This paper addresses the expert homogenization problem in MoE training by maximizing the Jensen-Shannon divergence of routing distributions across different data domains, encouraging distinct expert subsets to be activated for different domains. The approach improves expert specialization and language modeling performance on a 15B-A1.5B model.

Background & Motivation¶

Background: Mixture-of-Experts (MoE) models achieve high parameter counts with low computation through sparse activation, but training frequently suffers from "expert homogenization"—different experts learn highly similar functions, wasting parameter capacity.
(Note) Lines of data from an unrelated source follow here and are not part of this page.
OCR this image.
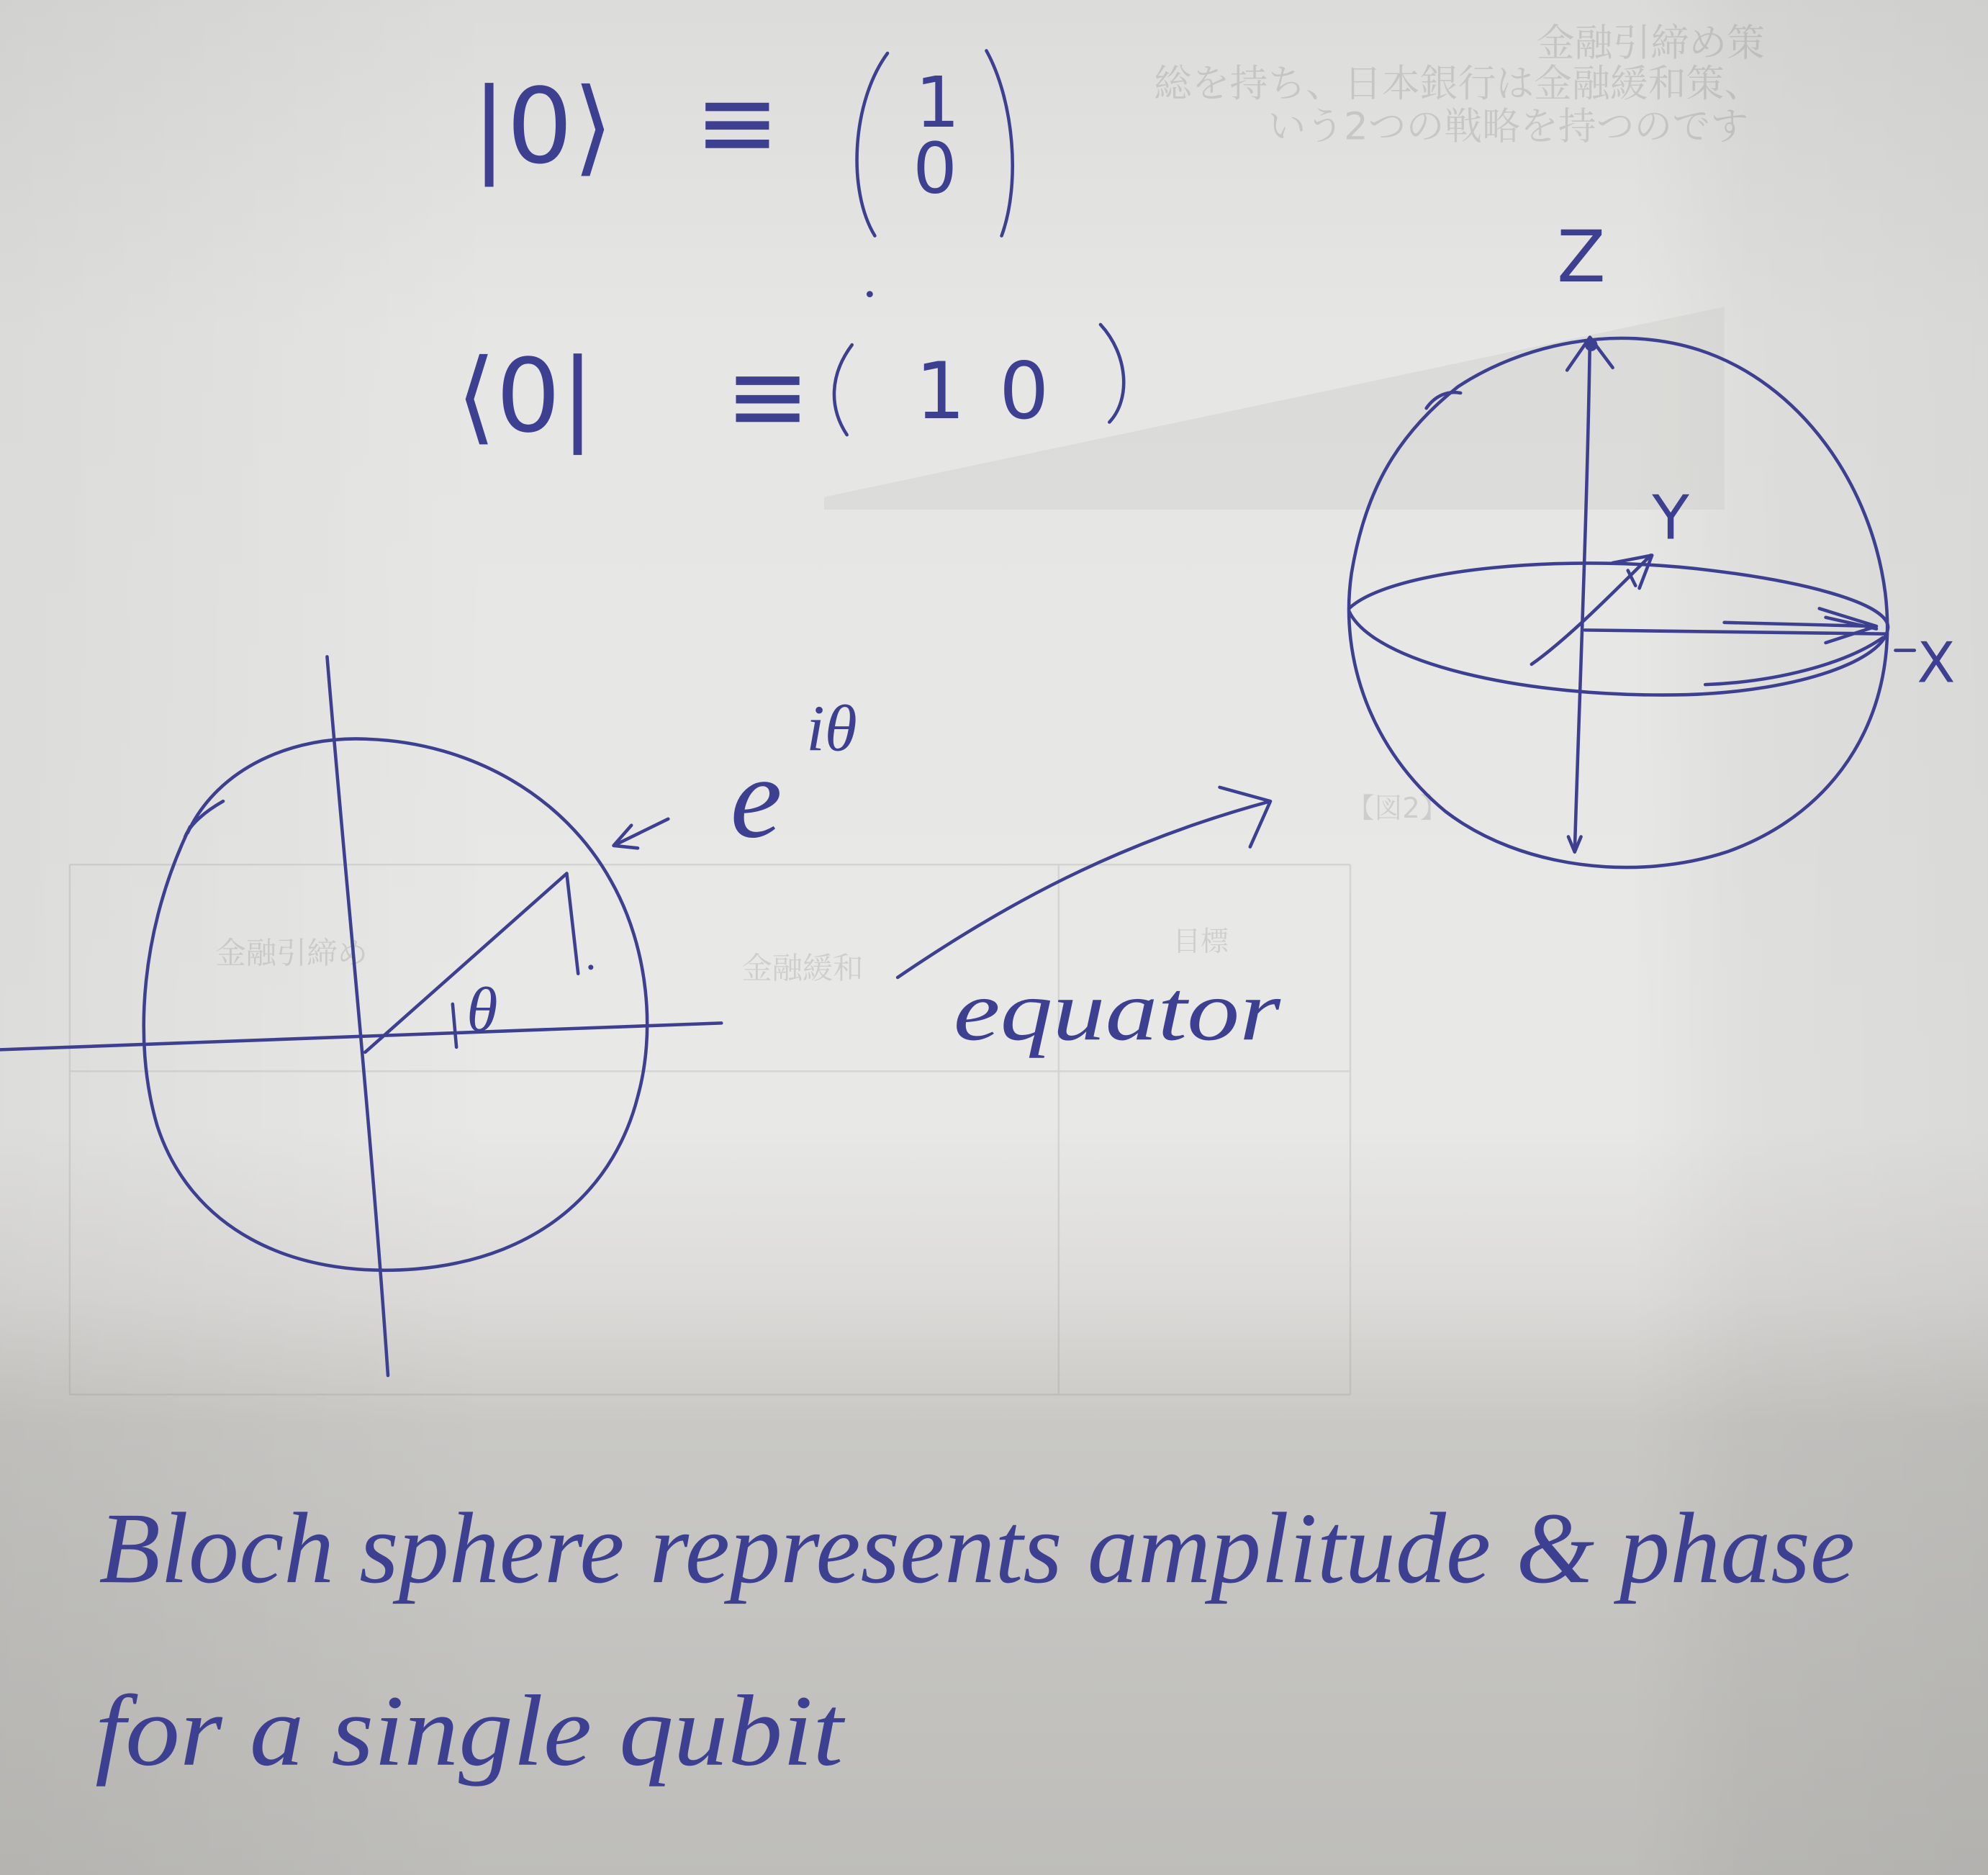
金融引締め策
総を持ち、日本銀行は金融緩和策、
いう2つの戦略を持つのです
【図2】
金融引締め	金融緩和
目標
|0⟩ ≡	1
0
⟨0| ≡ 1 0
θ
e
iθ
equator
Z
Y
X
Bloch sphere represents amplitude & phase
for a single qubit
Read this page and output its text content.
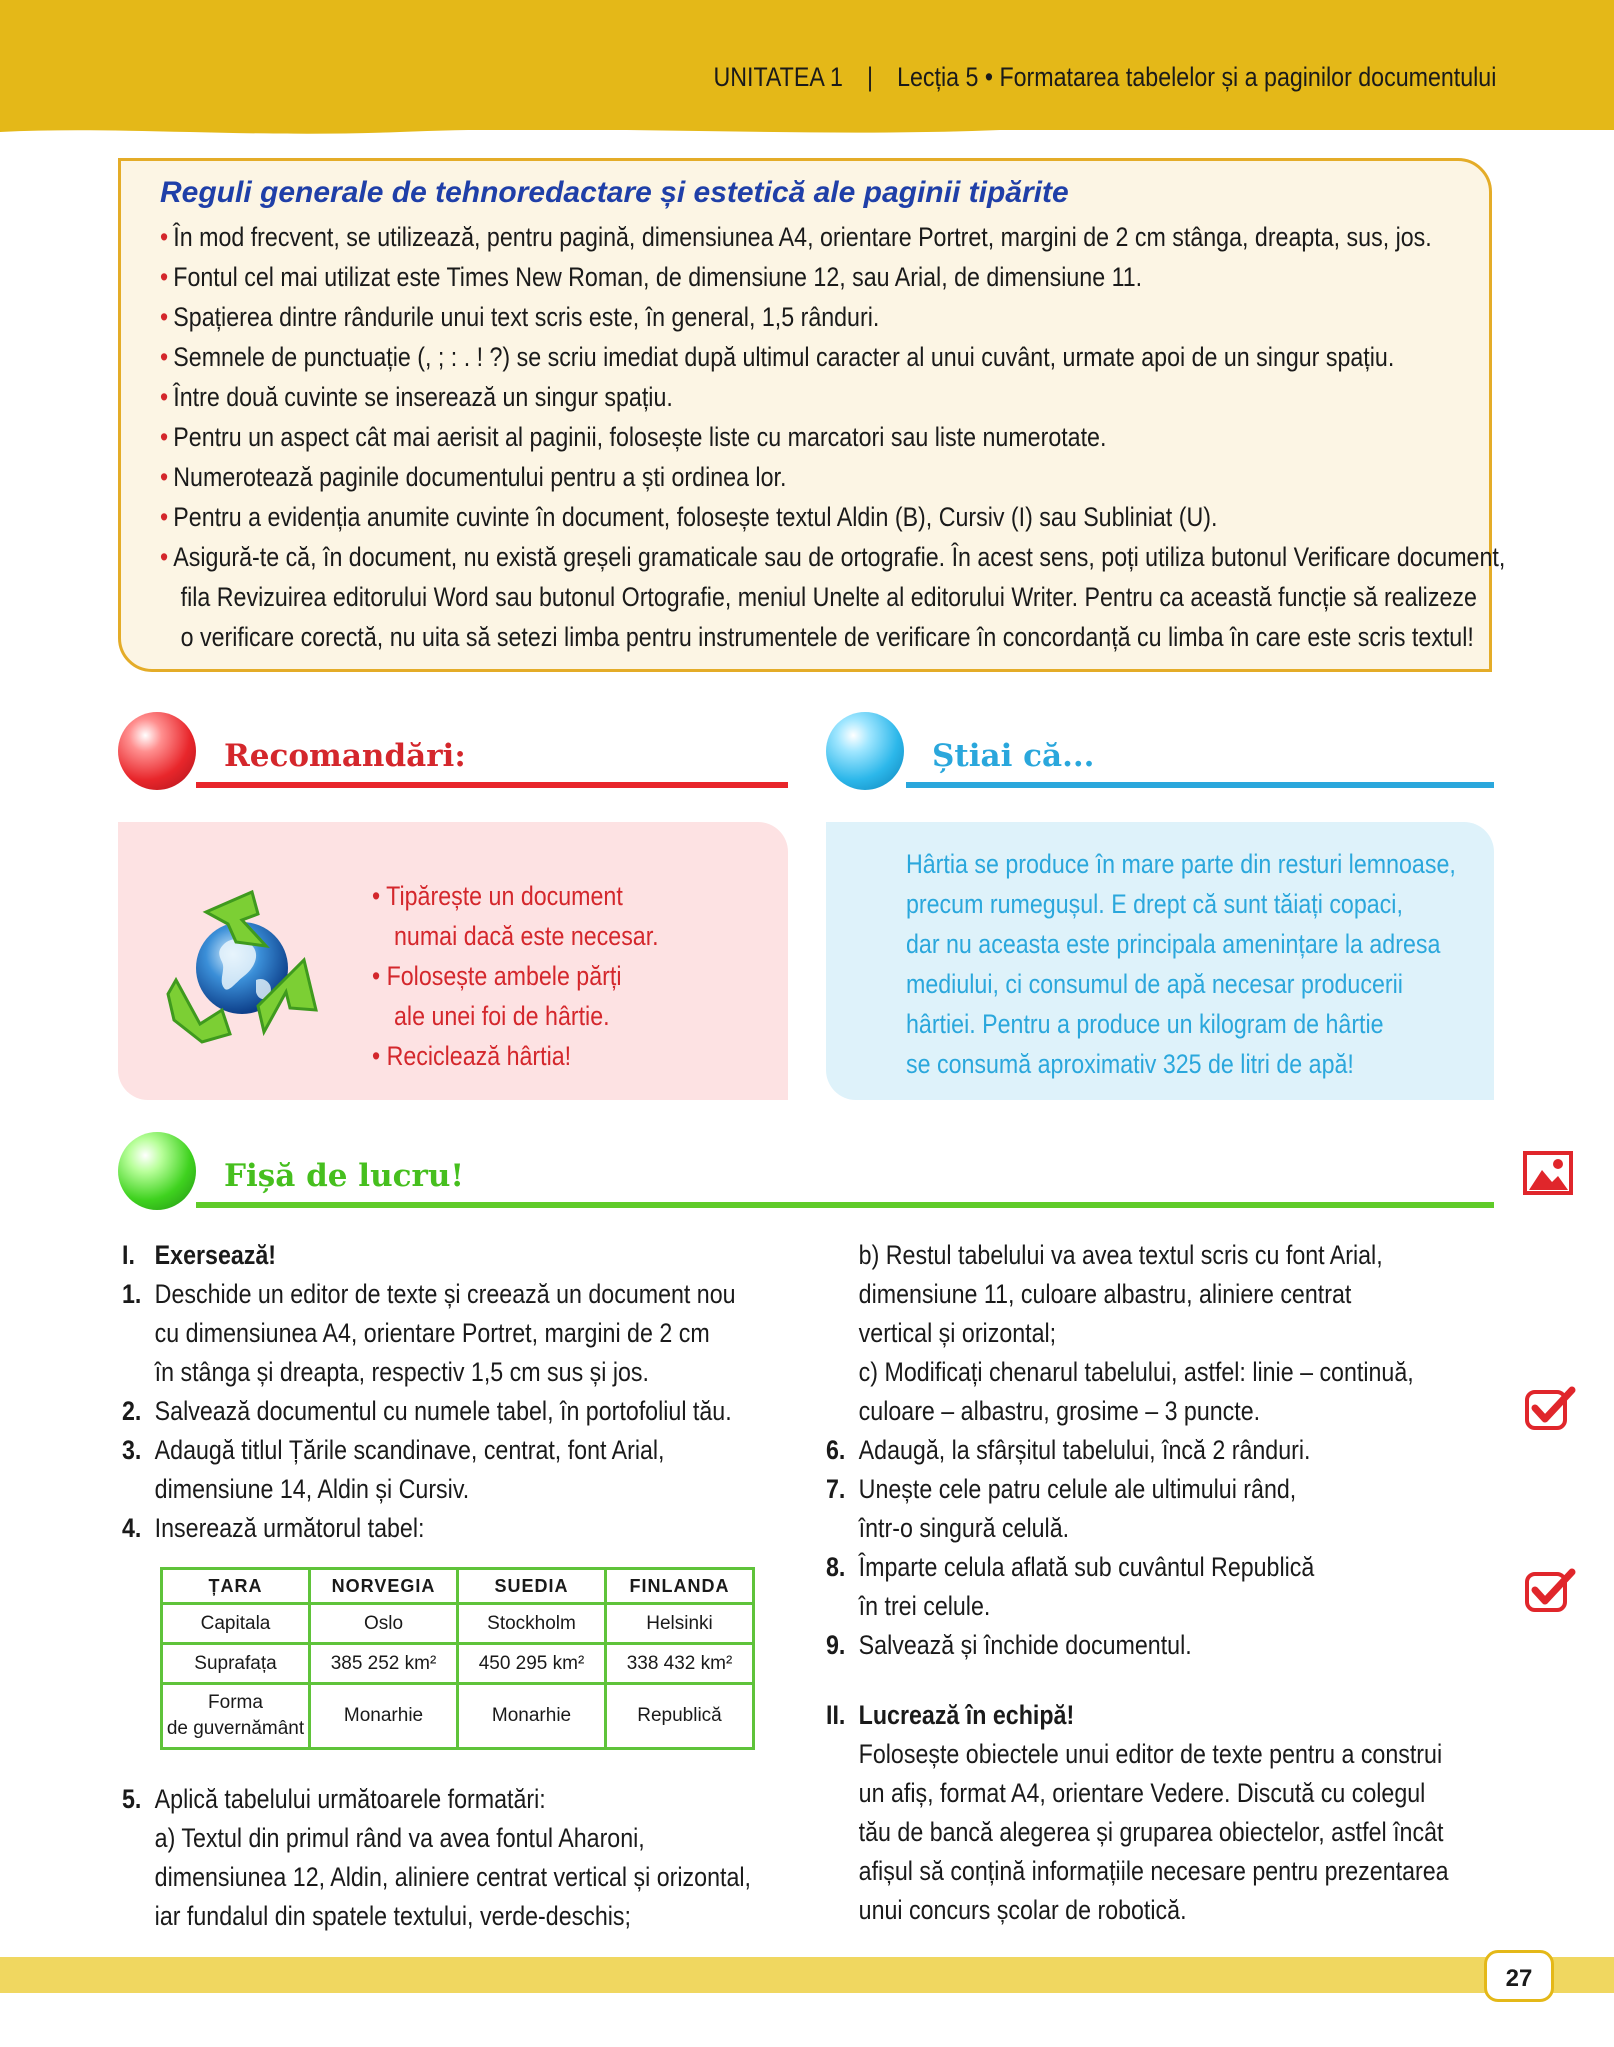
UNITATEA 1 | Lecția 5 • Formatarea tabelelor și a paginilor documentului
Reguli generale de tehnoredactare și estetică ale paginii tipărite
• În mod frecvent, se utilizează, pentru pagină, dimensiunea A4, orientare Portret, margini de 2 cm stânga, dreapta, sus, jos.
• Fontul cel mai utilizat este Times New Roman, de dimensiune 12, sau Arial, de dimensiune 11.
• Spațierea dintre rândurile unui text scris este, în general, 1,5 rânduri.
• Semnele de punctuație (, ; : . ! ?) se scriu imediat după ultimul caracter al unui cuvânt, urmate apoi de un singur spațiu.
• Între două cuvinte se inserează un singur spațiu.
• Pentru un aspect cât mai aerisit al paginii, folosește liste cu marcatori sau liste numerotate.
• Numerotează paginile documentului pentru a ști ordinea lor.
• Pentru a evidenția anumite cuvinte în document, folosește textul Aldin (B), Cursiv (I) sau Subliniat (U).
• Asigură-te că, în document, nu există greșeli gramaticale sau de ortografie. În acest sens, poți utiliza butonul Verificare document,
fila Revizuirea editorului Word sau butonul Ortografie, meniul Unelte al editorului Writer. Pentru ca această funcție să realizeze
o verificare corectă, nu uita să setezi limba pentru instrumentele de verificare în concordanță cu limba în care este scris textul!
Recomandări:
• Tipărește un document
numai dacă este necesar.
• Folosește ambele părți
ale unei foi de hârtie.
• Reciclează hârtia!
Știai că...
Hârtia se produce în mare parte din resturi lemnoase,
precum rumegușul. E drept că sunt tăiați copaci,
dar nu aceasta este principala amenințare la adresa
mediului, ci consumul de apă necesar producerii
hârtiei. Pentru a produce un kilogram de hârtie
se consumă aproximativ 325 de litri de apă!
Fișă de lucru!
I. Exersează!
1. Deschide un editor de texte și creează un document nou
cu dimensiunea A4, orientare Portret, margini de 2 cm
în stânga și dreapta, respectiv 1,5 cm sus și jos.
2. Salvează documentul cu numele tabel, în portofoliul tău.
3. Adaugă titlul Țările scandinave, centrat, font Arial,
dimensiune 14, Aldin și Cursiv.
4. Inserează următorul tabel:
ȚARA	NORVEGIA	SUEDIA	FINLANDA
Capitala	Oslo	Stockholm	Helsinki
Suprafața	385 252 km²	450 295 km²	338 432 km²
Forma
de guvernământ	Monarhie	Monarhie	Republică
5. Aplică tabelului următoarele formatări:
a) Textul din primul rând va avea fontul Aharoni,
dimensiunea 12, Aldin, aliniere centrat vertical și orizontal,
iar fundalul din spatele textului, verde-deschis;
b) Restul tabelului va avea textul scris cu font Arial,
dimensiune 11, culoare albastru, aliniere centrat
vertical și orizontal;
c) Modificați chenarul tabelului, astfel: linie – continuă,
culoare – albastru, grosime – 3 puncte.
6. Adaugă, la sfârșitul tabelului, încă 2 rânduri.
7. Unește cele patru celule ale ultimului rând,
într-o singură celulă.
8. Împarte celula aflată sub cuvântul Republică
în trei celule.
9. Salvează și închide documentul.
II. Lucrează în echipă!
Folosește obiectele unui editor de texte pentru a construi
un afiș, format A4, orientare Vedere. Discută cu colegul
tău de bancă alegerea și gruparea obiectelor, astfel încât
afișul să conțină informațiile necesare pentru prezentarea
unui concurs școlar de robotică.
27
Limitations of Prior Work: Existing methods such as load balancing losses only ensure uniform expert utilization, without guaranteeing that different experts learn distinct skills. Experts may be used uniformly yet remain functionally equivalent.

Key Challenge: Load balancing and functional specialization are fundamentally different objectives—uniform utilization does not imply distinct expertise.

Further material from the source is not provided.